# How to add (all zero state) to the states of linear feedback shift register (LFSR)

I need to add the state of all zeros to the states of an linear feedback shift register.

How can I do this?

• Master reset or flush through with zero – Andy aka Dec 21 '15 at 21:27
• Why? What problem are you actually trying to solve? Do you need to have all $2^n$ states present in the output sequence, or do you just need the all-0's state to not get the FSM stuck? – The Photon Dec 21 '15 at 21:27
• its an question in my college report What if we want to add the all zero state to the states to LFSR?! – A_S Dec 21 '15 at 21:40
• if you do, you get the Galois Field of that length. It doesn't necessarily help you, just sayin'. – Neil_UK Dec 21 '15 at 21:58

The standard LSFR with XOR feedback has two stable 'orbits', stuck at zeroes, and the 'm-sequence' consisting of all remaining 2^n-1 states, where the shift register has n binary flip-flops.
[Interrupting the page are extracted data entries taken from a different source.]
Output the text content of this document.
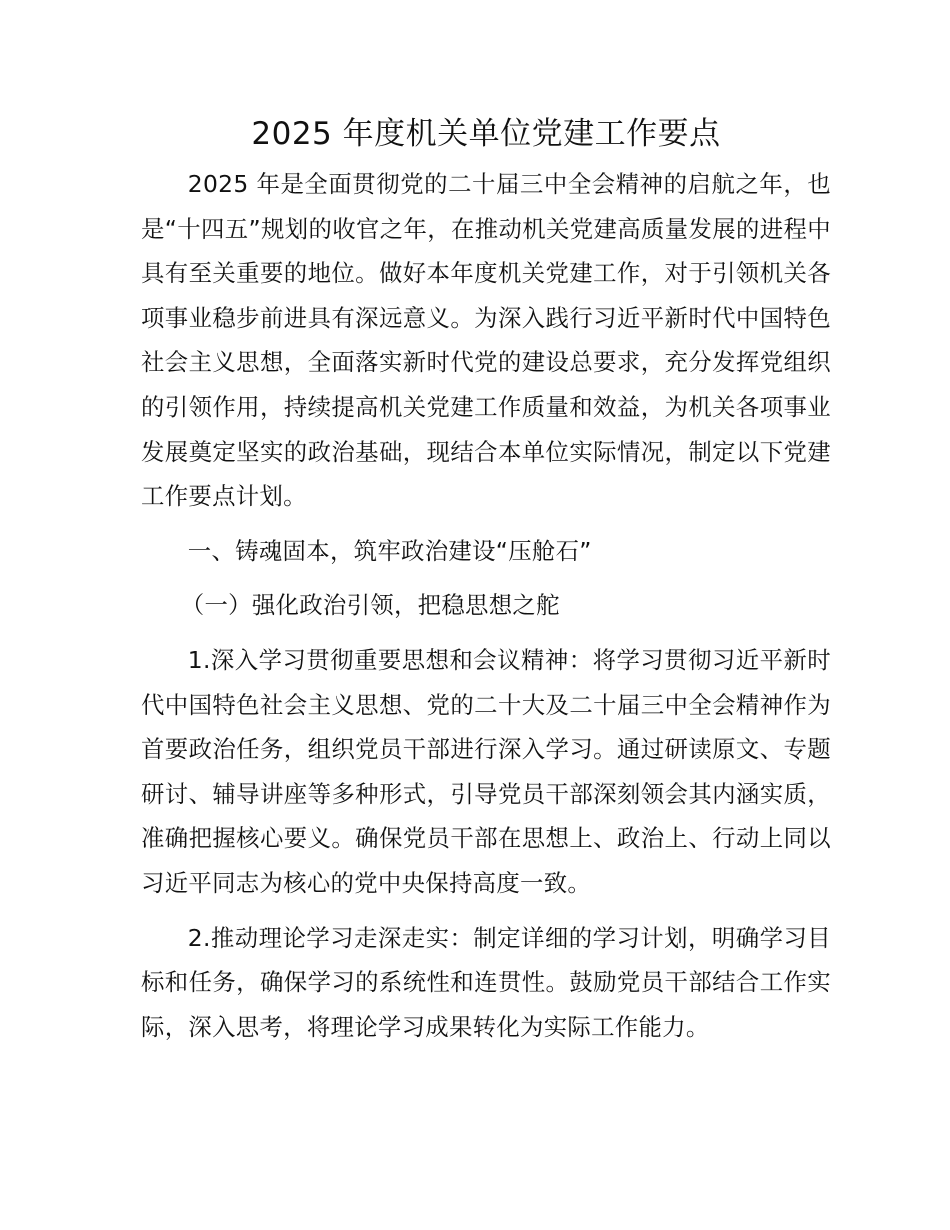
2025 年度机关单位党建工作要点

2025 年是全面贯彻党的二十届三中全会精神的启航之年，也是“十四五”规划的收官之年，在推动机关党建高质量发展的进程中具有至关重要的地位。做好本年度机关党建工作，对于引领机关各项事业稳步前进具有深远意义。为深入践行习近平新时代中国特色社会主义思想，全面落实新时代党的建设总要求，充分发挥党组织的引领作用，持续提高机关党建工作质量和效益，为机关各项事业发展奠定坚实的政治基础，现结合本单位实际情况，制定以下党建工作要点计划。

一、铸魂固本，筑牢政治建设“压舱石”

（一）强化政治引领，把稳思想之舵

1.深入学习贯彻重要思想和会议精神：将学习贯彻习近平新时代中国特色社会主义思想、党的二十大及二十届三中全会精神作为首要政治任务，组织党员干部进行深入学习。通过研读原文、专题研讨、辅导讲座等多种形式，引导党员干部深刻领会其内涵实质，准确把握核心要义。确保党员干部在思想上、政治上、行动上同以习近平同志为核心的党中央保持高度一致。

2.推动理论学习走深走实：制定详细的学习计划，明确学习目标和任务，确保学习的系统性和连贯性。鼓励党员干部结合工作实际，深入思考，将理论学习成果转化为实际工作能力。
A modified LSFR with XNOR feedback, also has two stable orbits, stuck at ones, and a sequence of the 2^n-1 remaining states. This sequence will contain the 00000 state, but will not now contain 11111.

What state occurs before you would like the all 0s state? What state would occur after the all 0s?
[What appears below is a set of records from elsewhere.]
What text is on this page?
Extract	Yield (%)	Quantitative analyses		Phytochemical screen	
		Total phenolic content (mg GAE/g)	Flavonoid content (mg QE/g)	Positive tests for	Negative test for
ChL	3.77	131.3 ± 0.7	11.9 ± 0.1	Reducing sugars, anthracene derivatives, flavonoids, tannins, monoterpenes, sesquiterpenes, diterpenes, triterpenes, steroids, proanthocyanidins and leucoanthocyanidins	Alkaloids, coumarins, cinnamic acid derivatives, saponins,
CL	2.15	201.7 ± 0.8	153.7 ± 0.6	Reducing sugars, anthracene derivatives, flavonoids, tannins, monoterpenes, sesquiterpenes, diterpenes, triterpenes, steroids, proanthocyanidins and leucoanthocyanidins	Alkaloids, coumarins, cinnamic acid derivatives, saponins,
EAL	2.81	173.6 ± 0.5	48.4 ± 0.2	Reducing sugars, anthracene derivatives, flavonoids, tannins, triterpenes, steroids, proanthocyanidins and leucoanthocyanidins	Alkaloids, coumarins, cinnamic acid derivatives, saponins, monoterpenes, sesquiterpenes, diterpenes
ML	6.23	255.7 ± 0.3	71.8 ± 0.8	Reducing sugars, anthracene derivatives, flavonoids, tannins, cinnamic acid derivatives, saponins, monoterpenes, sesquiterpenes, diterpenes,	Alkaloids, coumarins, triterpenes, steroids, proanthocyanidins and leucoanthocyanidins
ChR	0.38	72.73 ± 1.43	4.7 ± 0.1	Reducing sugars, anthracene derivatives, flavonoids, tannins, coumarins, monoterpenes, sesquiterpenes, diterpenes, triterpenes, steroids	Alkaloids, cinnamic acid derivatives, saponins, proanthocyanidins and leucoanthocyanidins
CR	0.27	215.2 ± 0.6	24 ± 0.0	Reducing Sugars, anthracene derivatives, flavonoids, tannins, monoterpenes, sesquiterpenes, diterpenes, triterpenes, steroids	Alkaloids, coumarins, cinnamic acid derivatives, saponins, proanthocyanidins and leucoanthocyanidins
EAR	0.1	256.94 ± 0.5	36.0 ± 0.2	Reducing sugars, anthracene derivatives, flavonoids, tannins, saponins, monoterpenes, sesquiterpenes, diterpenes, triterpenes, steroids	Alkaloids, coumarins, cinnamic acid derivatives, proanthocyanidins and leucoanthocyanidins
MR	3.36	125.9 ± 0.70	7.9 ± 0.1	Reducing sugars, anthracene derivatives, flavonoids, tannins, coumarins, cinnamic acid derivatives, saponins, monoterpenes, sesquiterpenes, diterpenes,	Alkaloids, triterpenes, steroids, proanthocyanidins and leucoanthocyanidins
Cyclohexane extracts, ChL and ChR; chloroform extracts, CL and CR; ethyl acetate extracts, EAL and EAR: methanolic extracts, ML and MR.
For instance, in a 5 bit, 00001 becomes 10000, it might be handy to have 00000 between those.

Normally, the XOR next state logic of a LSFR turns one into the other.

You have to detect 00001 and override the logic to force 00000.
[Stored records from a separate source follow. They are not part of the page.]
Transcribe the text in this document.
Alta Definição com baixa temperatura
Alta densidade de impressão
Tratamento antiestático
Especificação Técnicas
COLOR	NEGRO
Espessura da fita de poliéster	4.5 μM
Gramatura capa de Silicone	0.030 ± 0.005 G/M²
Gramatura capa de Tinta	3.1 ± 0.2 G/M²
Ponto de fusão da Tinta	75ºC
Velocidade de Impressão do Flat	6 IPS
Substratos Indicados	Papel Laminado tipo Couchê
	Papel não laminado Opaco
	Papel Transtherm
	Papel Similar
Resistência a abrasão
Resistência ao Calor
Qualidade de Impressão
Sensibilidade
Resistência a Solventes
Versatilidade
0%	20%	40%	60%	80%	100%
With the normal LSFR logic, the 00000 state would be persistent, so you have to override it one more time to force 10000 after 00000. You could either detect 00000, or remember that you forced one cycle ago, so you have to do the other force this cycle.

If you have a state of all zeroes in an LFSR, it will stay in that state forever. That's why it's always missing. You could could artificially force it into and out of that state, but you would then have a modified (and more complicated) LFSR and the resulting sequence might be unsatisfactory for its intended application.

One way to get all zeroes would be to invert one or all of the state bits so whatever reading it would see an all zero state even though the state inside the LFSR never goes there. Naturally, there will be one other state in its place that is now missing.

Which is to say, if there were an easy solution, it would already be part of the established design.